Gladio semplicemente scomparve dai circuiti ufficiali

Veniamo a conoscenza di com’era strutturata Gladio da un report della Sezione Addestramento del SIFAR datato giugno 1959, dunque in pieno sviluppo della stay-behind italiana, con i gruppi Stella Alpina e Stella Marina già pronti e le altre unità in attesa che ricerca e addestramento del personale fossero terminati.
Il documento enuncia le direttrici su cui si stava lavorando per continuare a sviluppare il progetto:
1) completamento dell’organizzazione del direttorato centrale all’interno del SAD;
2) fine dei lavori di costruzione del CAG di Capo Marrargiu;
3) fine dei lavori di costruzione del centro comunicazioni a breve-lungo raggio, necessari ai contatti con le unità stay-behind oltre che al disturbo delle comunicazioni nemiche;
4) organizzazione di elementi chiave, come sicurezza, selezione del personale, addestramento, intelligence;
5) partecipazione a speciali corsi di addestramento congiunti fra Stati Uniti e Italia;
6) attivazione dei 40 nuclei speciali, cosiddette sezioni operative, che avrebbero operato dietro le linee nemiche in caso di invasione;
7) creazione di unità di guerriglia addizionali;
8) creazione dei nascondigli per armi, munizioni ed equipaggiamento, come strumentazioni radiofoniche, per i gruppi di guerriglia maggiori e i 40 nuclei;
9) addestramento degli ufficiali;
10) conduzione di operazioni di ricognizione aerea e terrestre sulle aree interessate dal progetto.
Da questi punti programmatici comprendiamo che l’organizzazione si sviluppava in parallelo su due diversi livelli: il primo era costituito dai 40 nuclei operativi, composti ciascuno di 2-3 membri più 2 operatori radio, che avrebbero svolto attività di intelligence (6 nuclei “I”), stay-behind (10 nuclei “S”), propaganda (6 nuclei “P”), evasione e fuga (6 nuclei “E”) e guerriglia (12 nuclei “G”), per un totale di 172 uomini gestiti da 32 ufficiali. Il secondo livello era costituito dai gruppi di guerriglia più grandi, chiamati UPI (Unità di Pronto Impiego): Stella Alpina, composto da 600 membri che sarebbero dovuti aumentare fino a 1000 con ulteriori 1000 come riserve, Stella Marina, 200 uomini, e Rododendro, Ginestra e Azalea, tutti composti da 100-200 uomini.
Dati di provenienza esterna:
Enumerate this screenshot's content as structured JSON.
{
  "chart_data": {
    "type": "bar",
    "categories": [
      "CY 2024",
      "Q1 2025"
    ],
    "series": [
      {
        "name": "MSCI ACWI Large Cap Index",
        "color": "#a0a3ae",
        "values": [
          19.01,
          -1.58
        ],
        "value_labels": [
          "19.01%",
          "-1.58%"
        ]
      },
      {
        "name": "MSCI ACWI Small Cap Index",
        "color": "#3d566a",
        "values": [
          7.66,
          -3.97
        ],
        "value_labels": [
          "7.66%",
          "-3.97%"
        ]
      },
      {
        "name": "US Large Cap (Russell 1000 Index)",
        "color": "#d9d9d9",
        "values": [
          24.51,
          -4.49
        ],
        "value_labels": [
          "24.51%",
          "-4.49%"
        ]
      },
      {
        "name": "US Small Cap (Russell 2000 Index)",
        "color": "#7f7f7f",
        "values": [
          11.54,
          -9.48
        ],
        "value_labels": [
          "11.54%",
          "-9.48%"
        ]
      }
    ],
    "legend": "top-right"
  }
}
Il totale, nei piani dei comandi italiani e statunitensi, sarebbe dovuto essere di 1500 operativi con altri 1500 di riserva a disposizione in caso di bisogno. Nei documenti pervenuti all’opinione pubblica in seguito all’ammissione di Andreotti in Parlamento, il personale esterno della staybehind (non contando quindi il personale SIFAR) arrivò al massimo a 622 persone, metà selezionate fra il 1958 e il 1967, l’altra metà tra il 1967 e il 1990.
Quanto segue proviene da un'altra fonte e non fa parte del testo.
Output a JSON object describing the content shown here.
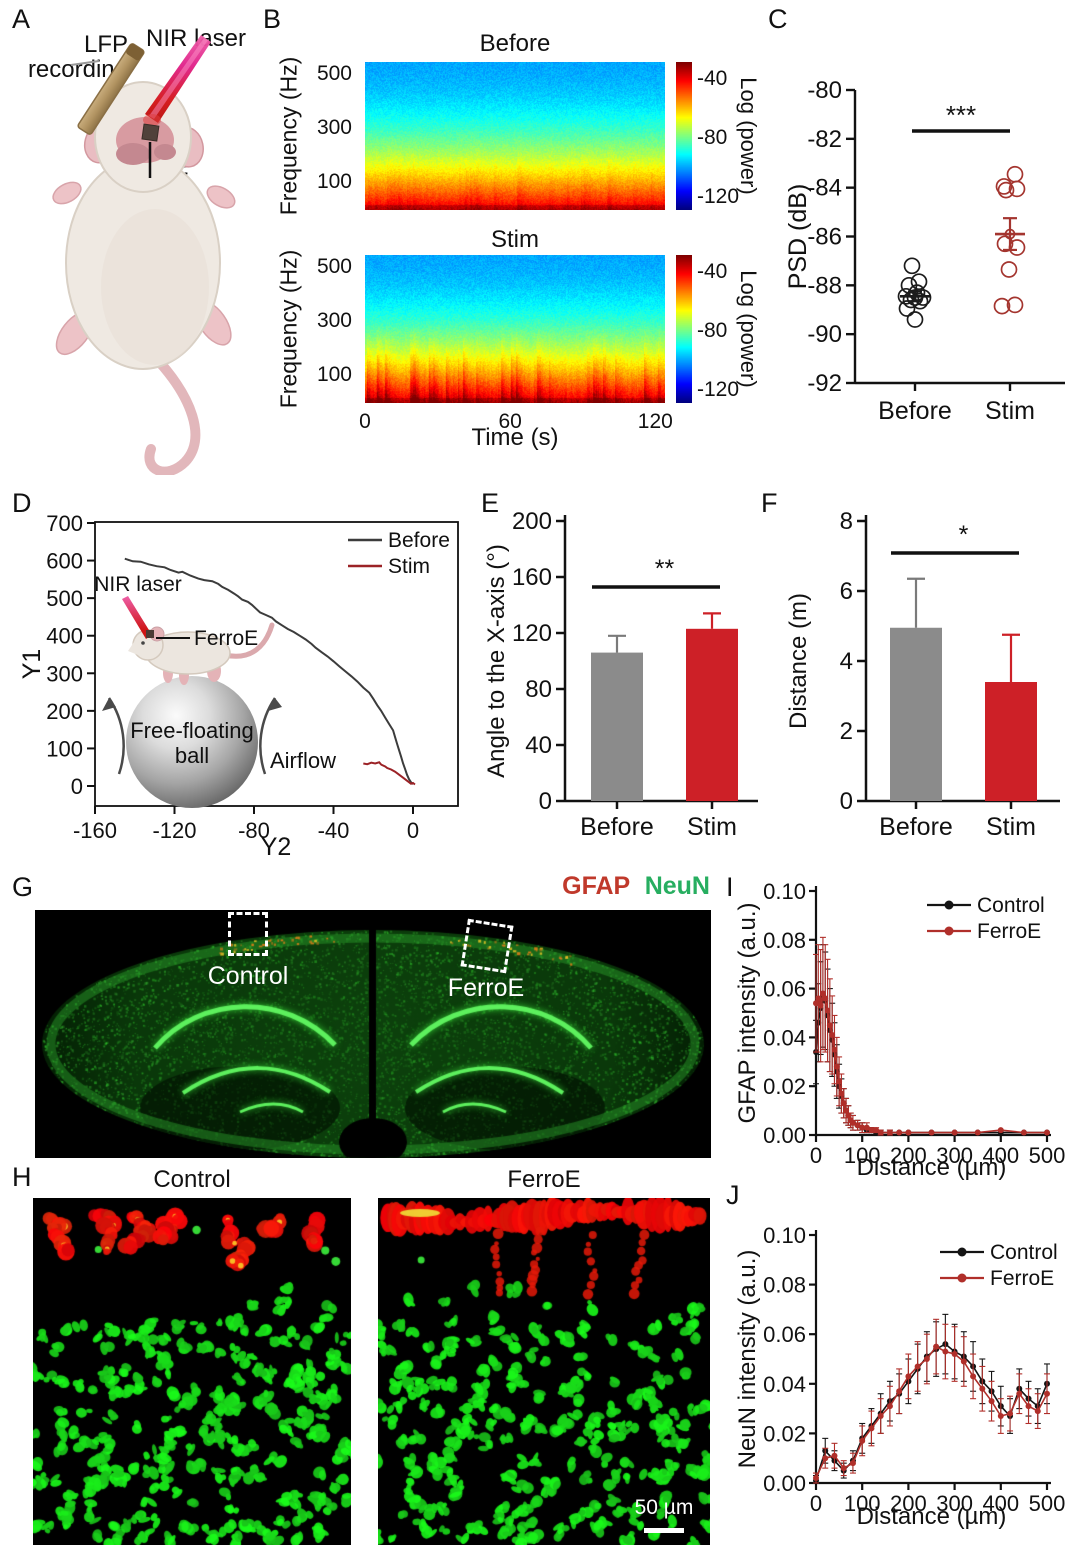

I piani operativi erano necessariamente concentrati sull’Italia del nord, divisa in zona I e zona II, ma lasciavano aperta la possibilità di estendere le operazioni al centro (zona III) e sud (zona IV). Lo stesso report chiarisce inoltre che le unità erano addestrate ad operare sia in caso di invasione nemica che di sovvertimento interno; l’obiettivo rimaneva lo stesso in entrambi i casi, resistere e mantenere la continuità dello Stato. Fra il 1959 e il 1960, la CIA invia un’ingente quantità di materiale prima a Napoli e poi al CAG di Capo Marrargiu. In totale, fra esplosivi, armi, munizioni, mortai, lanciarazzi, radio, binocoli, ecc. viene consegnato abbastanza materiale per completare la dotazione di 30 dei 40 nuclei programmati. La CIA fornirà installazioni militari ed equipaggiamento per circa 1.5 miliardi di lire, con un budget annuale per eventuale altro materiale ammontante a 225 milioni annui. Ad essi si aggiungono altri 451 milioni di lire fra il 1957 e il 1967 e altri 62 fino al 1972. In totale, considerata anche la quota iniziale per la costruzione del CAG, il governo statunitense contribuirà alla difesa del territorio italiano con quasi 3 miliardi di lire.
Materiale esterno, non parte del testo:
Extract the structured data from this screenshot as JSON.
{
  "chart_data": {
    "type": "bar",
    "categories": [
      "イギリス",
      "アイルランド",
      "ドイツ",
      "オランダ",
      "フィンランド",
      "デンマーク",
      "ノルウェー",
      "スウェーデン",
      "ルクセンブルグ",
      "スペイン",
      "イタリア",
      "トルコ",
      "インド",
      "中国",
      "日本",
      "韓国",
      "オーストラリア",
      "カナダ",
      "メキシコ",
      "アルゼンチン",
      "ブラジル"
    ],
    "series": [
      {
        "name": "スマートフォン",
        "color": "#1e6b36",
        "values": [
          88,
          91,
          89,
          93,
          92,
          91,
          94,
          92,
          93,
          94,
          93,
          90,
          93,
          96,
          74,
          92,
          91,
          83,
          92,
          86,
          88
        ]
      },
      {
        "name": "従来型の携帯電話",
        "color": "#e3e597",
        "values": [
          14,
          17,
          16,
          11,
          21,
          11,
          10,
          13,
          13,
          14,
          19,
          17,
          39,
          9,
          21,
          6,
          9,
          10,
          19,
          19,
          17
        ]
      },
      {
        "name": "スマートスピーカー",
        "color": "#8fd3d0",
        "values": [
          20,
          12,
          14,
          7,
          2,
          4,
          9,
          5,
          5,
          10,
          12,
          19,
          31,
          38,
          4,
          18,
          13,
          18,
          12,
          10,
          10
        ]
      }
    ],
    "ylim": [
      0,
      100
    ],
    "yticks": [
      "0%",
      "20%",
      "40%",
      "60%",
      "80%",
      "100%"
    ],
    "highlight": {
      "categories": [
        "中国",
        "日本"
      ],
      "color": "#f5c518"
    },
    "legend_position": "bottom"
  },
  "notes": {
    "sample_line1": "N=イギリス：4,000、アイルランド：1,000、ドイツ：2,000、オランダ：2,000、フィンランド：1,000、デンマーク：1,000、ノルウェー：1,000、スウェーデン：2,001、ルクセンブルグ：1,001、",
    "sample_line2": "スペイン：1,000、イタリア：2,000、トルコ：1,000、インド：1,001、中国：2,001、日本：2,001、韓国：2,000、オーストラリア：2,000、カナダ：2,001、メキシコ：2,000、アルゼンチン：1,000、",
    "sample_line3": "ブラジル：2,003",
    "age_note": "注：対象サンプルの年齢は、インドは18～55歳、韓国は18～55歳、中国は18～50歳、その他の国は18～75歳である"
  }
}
[…] Qualunque sia stato il reale utilizzo della rete stay-behind in Italia, vi sono degli elementi strutturali che indicano come Gladio sia stata viziata da illegittimità costituzionale progressiva. Anzitutto, il primo documento congiunto Italia-USA in materia, risalente al novembre 1956, fu firmato da rappresentanti del SIFAR e della CIA; questo costituisce un problema su due fronti, sia perché il SIFAR non poteva impegnare il Governo in trattati internazionali, sia perché non vi era uguaglianza istituzionale con l’omologo statunitense. La CIA è infatti posta all’interno del National Security Council, organo del Governo USA e massima autorità del Paese in campo di sicurezza, in quanto tale dipendente direttamente dall’esecutivo. Viceversa, il SIFAR era collocato al di fuori del circuito decisionale del Governo, sotto il comando del Capo di stato maggiore della difesa.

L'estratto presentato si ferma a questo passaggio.